Liu Zhiping, Sadiq Maryam, Li Zhiguang
School of Mathematics and Statistics, Shanxi Datong University, Datong, 037009, China.
Department of Statistics, University of Azad Jammu and Kashmir, Muzaffarabad, 13100, Pakistan.
Sci Rep. 2025 Jul 2;15(1):23045. doi: 10.1038/s41598-025-07865-y.
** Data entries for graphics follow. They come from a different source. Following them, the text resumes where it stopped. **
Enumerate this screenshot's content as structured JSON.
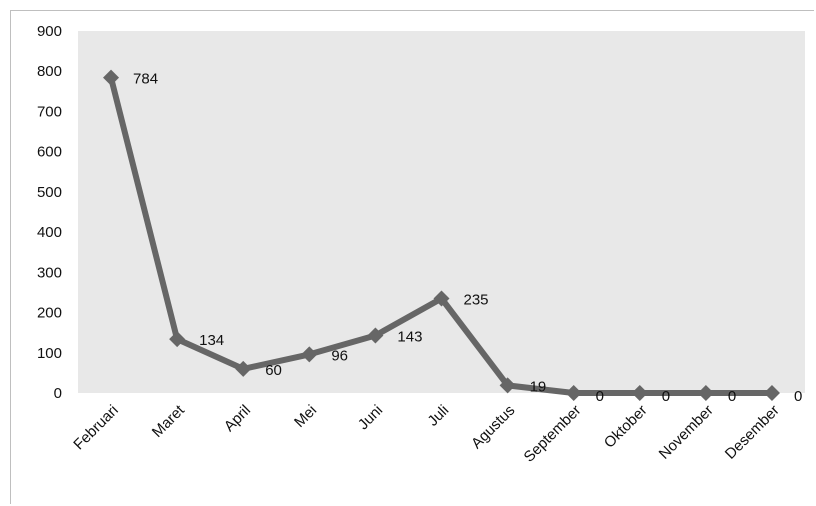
{
  "chart_data": {
    "type": "line",
    "title": "",
    "xlabel": "",
    "ylabel": "",
    "categories": [
      "Februari",
      "Maret",
      "April",
      "Mei",
      "Juni",
      "Juli",
      "Agustus",
      "September",
      "Oktober",
      "November",
      "Desember"
    ],
    "series": [
      {
        "values": [
          784,
          134,
          60,
          96,
          143,
          235,
          19,
          0,
          0,
          0,
          0
        ]
      }
    ],
    "ylim": [
      0,
      900
    ],
    "yticks": [
      0,
      100,
      200,
      300,
      400,
      500,
      600,
      700,
      800,
      900
    ],
    "grid": false,
    "legend": "none",
    "marker": "diamond",
    "colors": {
      "line": "#666666",
      "plot_background": "#e8e8e8",
      "frame": "#bfbfbf"
    }
  }
}
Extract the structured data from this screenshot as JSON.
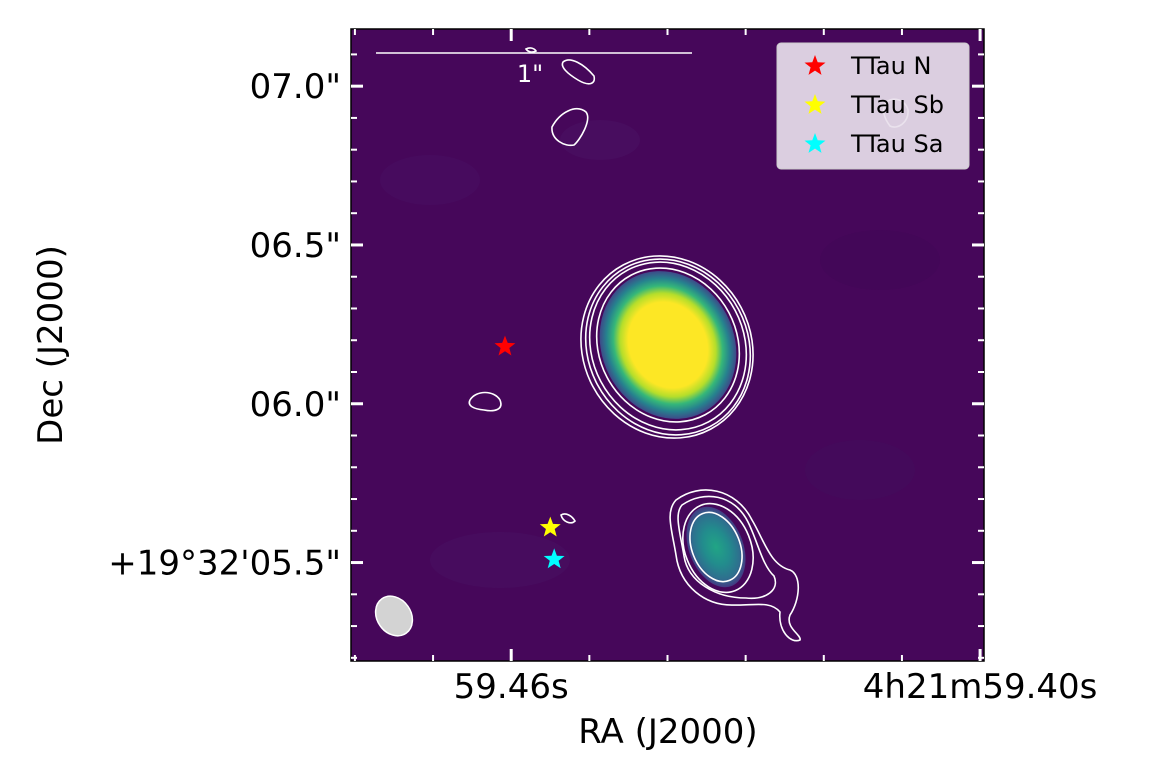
{
  "chart_data": {
    "type": "image",
    "title": "",
    "xlabel": "RA (J2000)",
    "ylabel": "Dec (J2000)",
    "x_ticks": [
      {
        "value": 59.46,
        "label": "59.46s"
      },
      {
        "value": 59.4,
        "label": "4h21m59.40s"
      }
    ],
    "y_ticks": [
      {
        "value": 5.5,
        "label": "+19°32'05.5\""
      },
      {
        "value": 6.0,
        "label": "06.0\""
      },
      {
        "value": 6.5,
        "label": "06.5\""
      },
      {
        "value": 7.0,
        "label": "07.0\""
      }
    ],
    "xlim": [
      59.4805,
      59.3995
    ],
    "ylim": [
      5.19,
      7.18
    ],
    "scale_bar": {
      "label": "1\""
    },
    "legend": {
      "position": "top-right",
      "entries": [
        {
          "label": "TTau N",
          "color": "#ff0000"
        },
        {
          "label": "TTau Sb",
          "color": "#ffff00"
        },
        {
          "label": "TTau Sa",
          "color": "#00ffff"
        }
      ]
    },
    "sources": [
      {
        "name": "TTau N",
        "ra": 59.4608,
        "dec": 6.18,
        "color": "#ff0000",
        "marker": "star-icon"
      },
      {
        "name": "TTau Sb",
        "ra": 59.455,
        "dec": 5.61,
        "color": "#ffff00",
        "marker": "star-icon"
      },
      {
        "name": "TTau Sa",
        "ra": 59.4545,
        "dec": 5.51,
        "color": "#00ffff",
        "marker": "star-icon"
      }
    ],
    "colormap": "viridis",
    "contour_color": "#ffffff"
  }
}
Uncovering important factors is a fundamental and highly demanding phase from a technical prospect with numerous applications in recent scientific research. This study focused on improving factor selection techniques based on partial least squares for classification and therefore, traditional, recent, and proposed approaches are evaluated by means of efficiency. All considered techniques are executed on a real data set of sexually transmitted infections among men belonging to Balochistan (Pakistan) using the Monte Carlo simulation method. The optimal model, selected by linear discriminant analysis and the area under the Receiver Operating Characteristic curve (AUC-ROC), is employed to determine the significant factors associated with sexually transmitted infections among men. The Signal-to-noise ratio index, coupled with Yule's Q-partial least squares, is found to be the most accurate approach in terms of efficiency and frequency of the selected subset of factors. The suggested predictors provide vital facts about sexually transmitted infections and could be useful in related research. The findings also identify areas where further research is needed, such as understanding the drivers of STI transmission in rural areas using large data sets with multiple categories of STIs.
从技术角度来看,发现重要因素是一个基础且要求极高的阶段,在近期的科学研究中有众多应用。本研究聚焦于改进基于偏最小二乘法的分类因素选择技术,因此,通过效率对传统方法、近期方法和提出的方法进行了评估。所有考虑的技术都使用蒙特卡罗模拟方法在巴基斯坦俾路支省男性性传播感染的真实数据集上执行。通过线性判别分析和接收器操作特征曲线下面积(AUC-ROC)选择的最优模型,用于确定与男性性传播感染相关的重要因素。在所选因素子集的效率和频率方面,发现信噪比指数与尤尔Q偏最小二乘法相结合是最准确的方法。所建议的预测指标提供了有关性传播感染的重要事实,可能对相关研究有用。研究结果还确定了需要进一步研究的领域,例如使用包含多种性传播感染类别的大数据集来了解农村地区性传播感染传播的驱动因素。